Feminae: Medieval Women and Gender Index

  • Title: Phyllis Talks with Aristotle through a Window and Phyllis Riding Aristotle
  • Creator:
  • Description: The narrative imagery captured in these two barbed quatrefoils in the Maltererteppich, or Malterer embroidery, tells the medieval legend of the classical philosopher Aristotle, and how he succumbed to the power of female sexual wiles. Beginning in the thirteenth century, medieval poets crafted the story of how Aristotle warned his student, Alexander the Great, not to lose control of his wits to his beautiful mistress (sometimes wife), Phyllis. In an act of retaliation, Phyllis set out to seduce Aristotle himself. She succeeded when she beguiled him so thoroughly that he allowed her to ride him like a horse, complete with bit and bridle. This moralizing yet comical parable highlights medieval anxieties concerning the danger of women’s potential ability to exercise total control over men. The scene at the left shows Phyllis, dressed in a long white gown and golden hair net, leaning into the window of Aristotle’s study. In Henri d’Andeli’s poem “Lai d’Aristote,” Phyllis danced in a garden before Aristotle’s window in order to tempt the philosopher away from his intellectual and spiritual work. On the embroidery Aristotle turns away from his table of books and reaches out to caress Phyllis under the chin, a pervasive gesture of romantic and sexual interest in the Middle Ages. The scene within the right quatrefoil depicts the climactic moment of the Phyllis and Aristotle legend. Here Aristotle walks on all fours with Phyllis perched in a golden saddle on his back. She grasps the reigns of his bridle in her right hand and urges him on with a three-pronged whip in her left hand.

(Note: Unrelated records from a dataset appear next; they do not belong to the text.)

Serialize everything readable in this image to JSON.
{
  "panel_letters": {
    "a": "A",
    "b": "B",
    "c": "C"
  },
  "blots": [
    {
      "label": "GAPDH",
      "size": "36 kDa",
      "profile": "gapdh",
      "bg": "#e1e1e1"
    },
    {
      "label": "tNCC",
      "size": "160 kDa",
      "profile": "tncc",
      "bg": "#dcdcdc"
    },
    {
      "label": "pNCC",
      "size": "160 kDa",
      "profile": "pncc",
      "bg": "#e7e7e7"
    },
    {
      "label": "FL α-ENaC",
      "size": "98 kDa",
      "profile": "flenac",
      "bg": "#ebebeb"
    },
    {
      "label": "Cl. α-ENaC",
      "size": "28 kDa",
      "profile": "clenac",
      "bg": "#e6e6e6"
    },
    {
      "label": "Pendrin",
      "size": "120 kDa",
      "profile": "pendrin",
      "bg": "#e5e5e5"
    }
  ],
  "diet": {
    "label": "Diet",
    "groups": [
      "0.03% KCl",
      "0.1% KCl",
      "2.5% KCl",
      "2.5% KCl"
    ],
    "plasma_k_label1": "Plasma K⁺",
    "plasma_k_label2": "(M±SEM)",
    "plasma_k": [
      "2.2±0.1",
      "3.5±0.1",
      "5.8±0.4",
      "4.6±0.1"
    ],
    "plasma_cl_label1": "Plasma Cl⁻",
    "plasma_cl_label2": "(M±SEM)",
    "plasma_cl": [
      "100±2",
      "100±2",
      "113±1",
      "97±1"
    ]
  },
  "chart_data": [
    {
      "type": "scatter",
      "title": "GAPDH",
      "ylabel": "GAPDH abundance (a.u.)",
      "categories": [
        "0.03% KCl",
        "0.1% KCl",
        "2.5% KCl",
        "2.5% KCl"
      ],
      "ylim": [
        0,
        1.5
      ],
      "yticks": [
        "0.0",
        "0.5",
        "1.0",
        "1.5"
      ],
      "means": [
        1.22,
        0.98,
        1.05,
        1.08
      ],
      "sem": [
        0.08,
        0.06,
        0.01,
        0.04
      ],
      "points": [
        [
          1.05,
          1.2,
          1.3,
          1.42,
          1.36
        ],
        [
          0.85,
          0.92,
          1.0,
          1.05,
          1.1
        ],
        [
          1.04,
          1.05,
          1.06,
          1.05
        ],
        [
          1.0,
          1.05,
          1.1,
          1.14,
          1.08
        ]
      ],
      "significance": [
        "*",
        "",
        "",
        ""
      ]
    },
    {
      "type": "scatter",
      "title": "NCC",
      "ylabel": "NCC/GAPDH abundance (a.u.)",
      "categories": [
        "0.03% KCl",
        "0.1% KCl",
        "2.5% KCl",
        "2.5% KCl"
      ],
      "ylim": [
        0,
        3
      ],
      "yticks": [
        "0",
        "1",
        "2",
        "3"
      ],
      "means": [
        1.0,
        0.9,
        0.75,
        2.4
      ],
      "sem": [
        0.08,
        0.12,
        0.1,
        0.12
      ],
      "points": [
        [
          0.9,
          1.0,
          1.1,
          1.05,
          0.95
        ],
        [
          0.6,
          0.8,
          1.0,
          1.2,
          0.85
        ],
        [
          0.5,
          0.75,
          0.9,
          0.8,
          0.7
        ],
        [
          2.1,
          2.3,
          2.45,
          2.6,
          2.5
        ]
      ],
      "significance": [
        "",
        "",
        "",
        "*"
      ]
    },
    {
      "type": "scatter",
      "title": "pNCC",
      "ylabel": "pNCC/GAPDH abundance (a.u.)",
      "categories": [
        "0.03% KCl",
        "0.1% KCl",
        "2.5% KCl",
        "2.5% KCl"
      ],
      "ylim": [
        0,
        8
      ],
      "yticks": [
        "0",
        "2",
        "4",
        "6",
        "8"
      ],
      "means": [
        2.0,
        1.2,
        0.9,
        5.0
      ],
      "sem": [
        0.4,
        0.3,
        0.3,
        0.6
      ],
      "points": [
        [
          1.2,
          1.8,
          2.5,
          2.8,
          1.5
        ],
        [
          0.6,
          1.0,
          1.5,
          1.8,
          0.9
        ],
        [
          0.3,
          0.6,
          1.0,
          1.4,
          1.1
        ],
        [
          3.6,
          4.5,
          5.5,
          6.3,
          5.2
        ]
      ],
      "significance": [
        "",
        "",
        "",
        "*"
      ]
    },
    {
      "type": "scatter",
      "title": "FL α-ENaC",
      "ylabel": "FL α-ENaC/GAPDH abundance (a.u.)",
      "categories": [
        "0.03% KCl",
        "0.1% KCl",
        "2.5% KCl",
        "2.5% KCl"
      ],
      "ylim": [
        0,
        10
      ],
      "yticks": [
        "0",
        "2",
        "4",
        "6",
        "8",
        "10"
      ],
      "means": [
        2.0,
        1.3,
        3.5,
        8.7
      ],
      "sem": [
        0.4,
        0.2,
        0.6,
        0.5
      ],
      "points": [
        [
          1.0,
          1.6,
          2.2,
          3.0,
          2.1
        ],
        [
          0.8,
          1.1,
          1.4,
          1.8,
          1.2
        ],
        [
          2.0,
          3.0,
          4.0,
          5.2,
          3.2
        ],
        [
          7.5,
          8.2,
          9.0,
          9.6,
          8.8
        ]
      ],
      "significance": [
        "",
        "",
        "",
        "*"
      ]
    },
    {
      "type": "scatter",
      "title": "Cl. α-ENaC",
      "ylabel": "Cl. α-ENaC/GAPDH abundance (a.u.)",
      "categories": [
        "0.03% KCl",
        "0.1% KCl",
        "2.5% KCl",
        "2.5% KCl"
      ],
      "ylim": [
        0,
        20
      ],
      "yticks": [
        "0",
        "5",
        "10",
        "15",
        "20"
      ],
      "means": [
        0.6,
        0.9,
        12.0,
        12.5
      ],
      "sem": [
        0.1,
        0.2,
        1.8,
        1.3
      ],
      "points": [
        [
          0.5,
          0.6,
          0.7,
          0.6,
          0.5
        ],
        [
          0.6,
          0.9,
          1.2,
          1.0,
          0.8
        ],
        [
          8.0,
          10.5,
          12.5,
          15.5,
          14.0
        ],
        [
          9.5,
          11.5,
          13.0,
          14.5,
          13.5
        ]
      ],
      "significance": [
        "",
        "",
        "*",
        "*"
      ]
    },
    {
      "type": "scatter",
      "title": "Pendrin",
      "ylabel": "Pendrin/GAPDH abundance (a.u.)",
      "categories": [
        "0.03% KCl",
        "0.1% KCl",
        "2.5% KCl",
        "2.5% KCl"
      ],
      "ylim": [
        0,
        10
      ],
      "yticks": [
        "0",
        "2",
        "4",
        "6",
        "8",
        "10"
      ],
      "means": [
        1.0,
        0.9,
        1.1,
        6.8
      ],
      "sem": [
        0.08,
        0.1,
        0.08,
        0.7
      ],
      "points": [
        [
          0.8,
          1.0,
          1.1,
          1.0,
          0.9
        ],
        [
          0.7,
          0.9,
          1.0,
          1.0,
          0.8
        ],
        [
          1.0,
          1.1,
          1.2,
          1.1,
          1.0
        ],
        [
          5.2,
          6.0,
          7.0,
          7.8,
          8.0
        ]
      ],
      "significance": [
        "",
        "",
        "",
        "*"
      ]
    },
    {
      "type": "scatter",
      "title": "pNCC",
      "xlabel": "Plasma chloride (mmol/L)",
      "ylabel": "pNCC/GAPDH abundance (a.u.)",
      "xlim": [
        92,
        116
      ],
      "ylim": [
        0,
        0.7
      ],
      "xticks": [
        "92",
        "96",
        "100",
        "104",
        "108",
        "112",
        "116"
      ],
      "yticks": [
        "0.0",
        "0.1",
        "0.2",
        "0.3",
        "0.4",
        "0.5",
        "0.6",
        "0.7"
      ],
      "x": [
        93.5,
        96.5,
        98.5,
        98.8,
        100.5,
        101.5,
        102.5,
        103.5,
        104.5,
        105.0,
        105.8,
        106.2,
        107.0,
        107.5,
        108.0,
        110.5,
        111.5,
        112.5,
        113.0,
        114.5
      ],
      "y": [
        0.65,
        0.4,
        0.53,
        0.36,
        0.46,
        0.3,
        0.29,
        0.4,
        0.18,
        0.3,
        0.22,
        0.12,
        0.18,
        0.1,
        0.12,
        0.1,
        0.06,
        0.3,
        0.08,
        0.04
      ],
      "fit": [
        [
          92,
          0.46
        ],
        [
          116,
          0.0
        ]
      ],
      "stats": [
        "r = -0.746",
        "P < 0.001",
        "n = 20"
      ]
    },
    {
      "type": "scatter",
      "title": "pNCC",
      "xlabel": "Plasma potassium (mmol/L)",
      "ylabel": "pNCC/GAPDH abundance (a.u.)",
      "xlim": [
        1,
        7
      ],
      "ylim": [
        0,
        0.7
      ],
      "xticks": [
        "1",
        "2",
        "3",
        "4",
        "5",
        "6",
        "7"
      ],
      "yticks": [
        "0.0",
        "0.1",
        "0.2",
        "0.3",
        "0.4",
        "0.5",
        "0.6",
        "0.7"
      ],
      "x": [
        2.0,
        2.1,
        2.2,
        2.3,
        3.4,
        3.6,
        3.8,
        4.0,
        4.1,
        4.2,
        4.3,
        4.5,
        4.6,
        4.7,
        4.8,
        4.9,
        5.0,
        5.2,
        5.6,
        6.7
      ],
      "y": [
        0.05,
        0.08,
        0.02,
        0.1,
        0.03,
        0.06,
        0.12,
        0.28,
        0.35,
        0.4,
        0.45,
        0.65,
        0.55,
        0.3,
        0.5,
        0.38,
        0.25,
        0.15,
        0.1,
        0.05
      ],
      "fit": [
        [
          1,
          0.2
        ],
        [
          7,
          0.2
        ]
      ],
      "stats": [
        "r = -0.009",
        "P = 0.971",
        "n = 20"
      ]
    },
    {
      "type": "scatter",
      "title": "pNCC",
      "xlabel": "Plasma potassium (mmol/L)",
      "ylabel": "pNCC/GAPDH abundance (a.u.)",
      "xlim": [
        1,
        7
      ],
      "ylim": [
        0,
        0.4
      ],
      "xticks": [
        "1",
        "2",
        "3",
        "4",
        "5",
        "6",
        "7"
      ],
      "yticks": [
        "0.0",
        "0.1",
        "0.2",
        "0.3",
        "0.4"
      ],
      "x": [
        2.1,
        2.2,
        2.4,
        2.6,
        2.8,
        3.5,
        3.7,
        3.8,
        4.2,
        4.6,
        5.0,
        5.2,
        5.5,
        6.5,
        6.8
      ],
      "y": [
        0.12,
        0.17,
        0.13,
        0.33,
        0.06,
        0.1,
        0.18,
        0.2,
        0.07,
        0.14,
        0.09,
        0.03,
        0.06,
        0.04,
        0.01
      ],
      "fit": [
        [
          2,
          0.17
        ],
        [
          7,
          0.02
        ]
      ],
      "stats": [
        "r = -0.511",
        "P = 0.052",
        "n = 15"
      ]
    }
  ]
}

    Representations of Phyllis riding Aristotle were quite popular from the thirteenth century on, appearing in manuscripts, on domestic vessels, and even in church sculpture. The Maltererteppich itself was likely once a cover for a bench, and was commissioned by Johannes Malterer, either for a marriage or for the convent where his sister Anna was a nun (Smith, 1990). On the Maltererteppich, however, the legend of Phyllis and Aristotle joins with scenes from the story of Samson, a similar legend concerning the poet Virgil, narrative moments from tales of the Arthurian knight Iwaine, and, finally, a lady with a unicorn. Scholars have debated the purpose of employing this “Power of Women topos” on a tapestry meant for a convent, arguing that the narrative warns of the dangers of fleshly love over spiritual love. If the tapestry celebrated the occasion of a marriage, however, the imagery may have been intended to demonstrate the transformative power of love itself.

  • Source: Wikimedia Commons
  • Rights: Public Domain
  • Subject (See Also): Love   Phyllis, Lover of Aristotle   Power of Women (Literary Topos)   Sexuality   Shame
  • Geographic Area: Germany
  • Century: 14
  • Date: 1310-1320
  • Related Work: View of the entire embroidery: http://upload.wikimedia.org/wikipedia/commons/c/c4/Maltererteppich_complete.jpg; Close up of Phyllis astride Aristotle:http://www.zum.de/Faecher/G/BW/Landeskunde/rhein/kultur/museen/augustin/malt03.htm
  • Current Location: Freiburg, Augustinermuseum, AMF, Inv. Nr. 11508
  • Original Location:
  • Artistic Type (Category): Digital Images; Textiles
  • Artistic Type (Material/Technique): Linen; Wool
  • Donor: Layman; Johannes Malterer; Female religious ; Anna Malterer, nun at Saint Katherine's Monastery, Freiburg
  • Height/Width/Length(cm): 68/490/
  • Inscription:
  • Related Resources: Gourlay, Kristina E. "A Positive Representation of the Power of Young Women: The Malterer Embroidery Re-examined," in Young Medieval Women. Edited by Katherine J. Lewis, Noel James Menuge, and Kim M. Phillips. St. Martin's Press, 1999. pp. 69 - 102;
    Rushing, James A., Jr. Images of Adventure: Ywain in the Visual Arts. University of Pennsylvania Press, 1995. pp. 219 - 44.
    Rushing, James A., Jr. "Iwein as Slave of Woman: the “Maltererteppich” in Freiburg." Zeitschrift für Kunstgeschichte 55, (1992): Pages 124 - 35;
    Smith, Susan L. "The Power of Women Topos on a Fourteenth-Century Embroidery." Viator 12, (1990): Pages 203-34.